Wednesday, February 18, 2009

5 month (and 2 days) Post-op

Warning: this is somewhat of a pity party...I have been feeling down about my progress and needed to get it all out. Sorry for the lack of happiness. I hope to be back to our regularly scheduled programming soon!

Well it has been 5 months and 2 days since my original POA surgery. Today and the past couple of weeks have not been the best for my recovery. I have been in a lot of pain and discomfort. I feel as though I took a giant leap backwards.

Last week we had a breakthrough in physical therapy. I have not been progressing forward and this concerned my physical therapist, Paul, and myself. Paul asked another PT her thoughts on my situation. She came over to my PT table, put her hand on my hip as I was laying down. She had me relax and she moved my leg into a position, all while still having her hand on my hip. She looked over at Paul and said this was the reason that I was not getting better. My muscle is in one giant ball and can't relax. She said that this can happen with people who have hip surgery where cutting the muscle is involved and since I had it done twice - my muscle is not happy. Apparently, my brain and muscle are not working well together. So to help this, my PT is now doing what they call "Strain / Counterstrain" movements with me. Paul has be relax (which is not easy) and then he moves my leg and hip into positions that help the muscle relax. It has only been a week of this, so I am not sure how well it is working.

I have been feeling pretty down lately because of all of this. My biggest problem is that my heart and head are in it, but my body is not. I want soooo badly to be jogging and doing everything that I use to be able to do. I am really scared that I will not be ready to play tennis and that is something I look forward to doing all winter. I am also very, very concerned with gaining weight. I have come so far in my weight loss that I fear gaining even a pound. I was down 100 pounds, but when I started PT and the gym again, I gained 10, so now I am only down 90 pounds.
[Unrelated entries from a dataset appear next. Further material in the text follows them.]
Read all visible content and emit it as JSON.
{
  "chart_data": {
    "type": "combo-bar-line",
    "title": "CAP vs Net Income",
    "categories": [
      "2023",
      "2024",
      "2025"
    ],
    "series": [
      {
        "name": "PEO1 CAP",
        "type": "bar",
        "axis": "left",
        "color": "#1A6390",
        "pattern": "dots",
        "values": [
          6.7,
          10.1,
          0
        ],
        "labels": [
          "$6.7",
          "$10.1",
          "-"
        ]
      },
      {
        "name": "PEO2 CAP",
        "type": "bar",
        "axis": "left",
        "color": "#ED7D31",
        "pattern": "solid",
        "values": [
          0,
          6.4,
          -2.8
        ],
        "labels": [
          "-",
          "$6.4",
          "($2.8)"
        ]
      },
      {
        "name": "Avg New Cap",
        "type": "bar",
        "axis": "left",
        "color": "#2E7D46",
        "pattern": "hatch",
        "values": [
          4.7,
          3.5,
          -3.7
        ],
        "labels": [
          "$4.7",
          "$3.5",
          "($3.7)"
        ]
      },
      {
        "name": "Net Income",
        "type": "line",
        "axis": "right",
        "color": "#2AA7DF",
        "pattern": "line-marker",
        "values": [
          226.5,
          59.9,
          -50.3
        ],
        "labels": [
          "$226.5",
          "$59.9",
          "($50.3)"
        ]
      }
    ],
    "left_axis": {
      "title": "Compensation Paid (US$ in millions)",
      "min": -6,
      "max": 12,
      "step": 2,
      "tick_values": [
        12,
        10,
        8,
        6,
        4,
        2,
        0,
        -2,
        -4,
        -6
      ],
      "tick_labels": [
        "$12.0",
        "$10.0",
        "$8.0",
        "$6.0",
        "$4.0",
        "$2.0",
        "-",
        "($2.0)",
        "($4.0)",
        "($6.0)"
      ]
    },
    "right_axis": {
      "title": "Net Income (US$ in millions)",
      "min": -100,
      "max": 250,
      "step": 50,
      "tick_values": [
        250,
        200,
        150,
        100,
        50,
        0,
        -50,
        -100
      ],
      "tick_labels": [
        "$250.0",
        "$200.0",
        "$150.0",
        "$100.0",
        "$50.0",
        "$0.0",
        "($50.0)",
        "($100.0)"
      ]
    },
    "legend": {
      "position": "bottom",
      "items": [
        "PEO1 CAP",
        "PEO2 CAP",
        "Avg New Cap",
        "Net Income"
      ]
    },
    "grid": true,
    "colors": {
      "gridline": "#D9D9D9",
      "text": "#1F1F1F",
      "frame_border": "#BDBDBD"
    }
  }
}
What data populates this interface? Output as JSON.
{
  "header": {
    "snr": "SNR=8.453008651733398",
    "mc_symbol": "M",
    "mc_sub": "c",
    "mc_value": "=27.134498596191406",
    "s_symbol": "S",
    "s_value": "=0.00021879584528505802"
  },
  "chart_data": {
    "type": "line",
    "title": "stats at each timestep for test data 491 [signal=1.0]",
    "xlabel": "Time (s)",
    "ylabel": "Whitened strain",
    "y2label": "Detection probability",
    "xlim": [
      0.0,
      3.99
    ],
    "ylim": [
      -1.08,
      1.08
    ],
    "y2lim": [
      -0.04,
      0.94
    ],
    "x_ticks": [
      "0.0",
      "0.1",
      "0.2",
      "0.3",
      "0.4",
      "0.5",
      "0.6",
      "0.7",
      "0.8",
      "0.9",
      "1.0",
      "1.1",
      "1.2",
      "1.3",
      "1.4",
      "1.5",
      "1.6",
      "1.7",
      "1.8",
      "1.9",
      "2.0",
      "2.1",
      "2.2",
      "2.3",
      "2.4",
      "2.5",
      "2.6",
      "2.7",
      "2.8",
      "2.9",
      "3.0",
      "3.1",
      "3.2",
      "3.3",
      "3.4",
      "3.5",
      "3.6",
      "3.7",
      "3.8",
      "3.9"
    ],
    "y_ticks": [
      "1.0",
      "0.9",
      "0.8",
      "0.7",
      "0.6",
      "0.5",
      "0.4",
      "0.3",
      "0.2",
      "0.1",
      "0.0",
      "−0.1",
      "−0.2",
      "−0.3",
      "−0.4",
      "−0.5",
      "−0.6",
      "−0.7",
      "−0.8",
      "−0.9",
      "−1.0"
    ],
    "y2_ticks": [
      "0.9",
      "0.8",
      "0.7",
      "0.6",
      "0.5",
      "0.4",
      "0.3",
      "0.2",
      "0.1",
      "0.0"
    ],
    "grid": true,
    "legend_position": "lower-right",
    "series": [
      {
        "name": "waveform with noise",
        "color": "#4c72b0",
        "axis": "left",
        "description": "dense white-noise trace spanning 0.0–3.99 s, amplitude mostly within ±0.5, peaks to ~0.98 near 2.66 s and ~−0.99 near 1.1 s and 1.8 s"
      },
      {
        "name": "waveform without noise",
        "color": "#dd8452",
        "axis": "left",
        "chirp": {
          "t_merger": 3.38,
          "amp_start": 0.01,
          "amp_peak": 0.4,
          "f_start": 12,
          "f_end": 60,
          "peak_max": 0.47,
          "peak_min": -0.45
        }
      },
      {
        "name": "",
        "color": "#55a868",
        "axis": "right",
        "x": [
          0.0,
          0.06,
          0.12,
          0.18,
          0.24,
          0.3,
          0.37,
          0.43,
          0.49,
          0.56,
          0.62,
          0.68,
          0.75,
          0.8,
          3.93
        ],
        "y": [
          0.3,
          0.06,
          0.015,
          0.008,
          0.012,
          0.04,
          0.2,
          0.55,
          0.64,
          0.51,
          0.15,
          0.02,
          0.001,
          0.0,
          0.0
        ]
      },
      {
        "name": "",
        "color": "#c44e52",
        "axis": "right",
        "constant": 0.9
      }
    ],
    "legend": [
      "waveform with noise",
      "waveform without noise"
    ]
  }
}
Anyway, I have a doctors appointment tomorrow with the surgeon and the infectious disease doctor, so I plan to talk to them about all of this. The pain and the fatigue is really wearing me down. Not to mention the fact that my boss is starting to think I am using my hip surgery as a crutch. I could not even imagine doing that...I want to be better in the worst way!!! I just wish I would not have had so many complications.

1 comment:

Eczema Mom said...

Wow, you have been through the ringer! It's so frustrating to want to be back to normal, as it's been so long. Hopefully your PT has you on the right course now and things can start to progress. My RPAO was on 7/19, and I'm still finding little improvements each week--which is encouraging, but at the same time I just want to be the old me (without hip problems!)